Goals are an important aspect of enthusiasm and motivation. They provide a viable target to work towards. They can encourage us to go that extra mile, put in the extra effort needed. But they need to be tailored to suit the person or persons to whom they are directed.
Unrealistic goals can be almost counter productive. They discourage and make people lose heart. Sometimes unrealistic goals can result in people becoming badly stressed and negative about themselves and their capabilities. They can highlight peoples weaknesses and make them more visible.
Some people like to have a main goal, but with interim stages at points along the way. For example, with weight loss, or training for a marathon or a competition, it can be a positive part of the process to set a particular long term target, but also have short terms goals that recognise and appreciate what has been achieved to date.
In business, some individuals may be set work or sales targets to work towards or teams may be set in competition against each other.
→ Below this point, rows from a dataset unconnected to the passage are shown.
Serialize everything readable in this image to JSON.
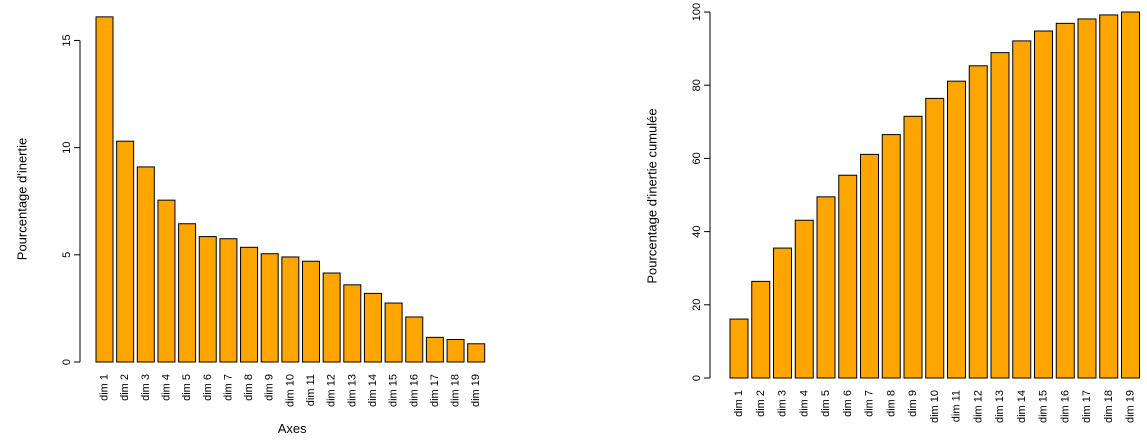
{
  "chart_data": [
    {
      "type": "bar",
      "title": "",
      "xlabel": "Axes",
      "ylabel": "Pourcentage d'inertie",
      "ylim": [
        0,
        16
      ],
      "yticks": [
        0,
        5,
        10,
        15
      ],
      "bar_color": "#FFA500",
      "categories": [
        "dim 1",
        "dim 2",
        "dim 3",
        "dim 4",
        "dim 5",
        "dim 6",
        "dim 7",
        "dim 8",
        "dim 9",
        "dim 10",
        "dim 11",
        "dim 12",
        "dim 13",
        "dim 14",
        "dim 15",
        "dim 16",
        "dim 17",
        "dim 18",
        "dim 19"
      ],
      "values": [
        16.1,
        10.3,
        9.1,
        7.55,
        6.45,
        5.85,
        5.75,
        5.35,
        5.05,
        4.9,
        4.7,
        4.15,
        3.6,
        3.2,
        2.75,
        2.1,
        1.15,
        1.05,
        0.85
      ]
    },
    {
      "type": "bar",
      "title": "",
      "xlabel": "",
      "ylabel": "Pourcentage d'inertie cumulée",
      "ylim": [
        0,
        100
      ],
      "yticks": [
        0,
        20,
        40,
        60,
        80,
        100
      ],
      "bar_color": "#FFA500",
      "categories": [
        "dim 1",
        "dim 2",
        "dim 3",
        "dim 4",
        "dim 5",
        "dim 6",
        "dim 7",
        "dim 8",
        "dim 9",
        "dim 10",
        "dim 11",
        "dim 12",
        "dim 13",
        "dim 14",
        "dim 15",
        "dim 16",
        "dim 17",
        "dim 18",
        "dim 19"
      ],
      "values": [
        16.1,
        26.4,
        35.5,
        43.1,
        49.5,
        55.4,
        61.1,
        66.5,
        71.5,
        76.4,
        81.1,
        85.3,
        88.9,
        92.1,
        94.8,
        96.9,
        98.1,
        99.2,
        100
      ]
    }
  ]
}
This is designed to provide stimulus and motivation to produce more and better productivity. For some people winning is success enough, for others a visible reward or inducement is an important component.
Motivation is a key part of goal setting. Some people are good at self motivation. They compete against themselves and can maintain the level of enthusiasm required to reach their goal. Any set back serves as a challenge to their determination, and stubborn doggedness and perseverance sets in. Other people may require the stimulus of a prize or even just the goal of having their name ‘in lights’ on a winners board.
Teams will often include people with different skill sets. Members of a team often work to motivate each other at different times. Difficulties can arise when one or two people are highly motivated and work hard, whilst other members sit back and let everyone else put the effort in. The knack with a team effort is in keeping everyone enthused, especially when there are different elements to the task.
Positive strokes can be used to great effect in goal setting. Praising someone for what they are doing helps to build confidence and reinforce the determination to continue making the effort. A positive stroke means that someone says ‘ well done, good effort, you are doing a great job’, and does not qualify the praise with an additional comment that reduces the value of the praise. So adding a comment like, ‘try to keep up the effort’, or ‘I hope you will continue to be this hardworking of all the time’, significantly reduces the value of what has been said.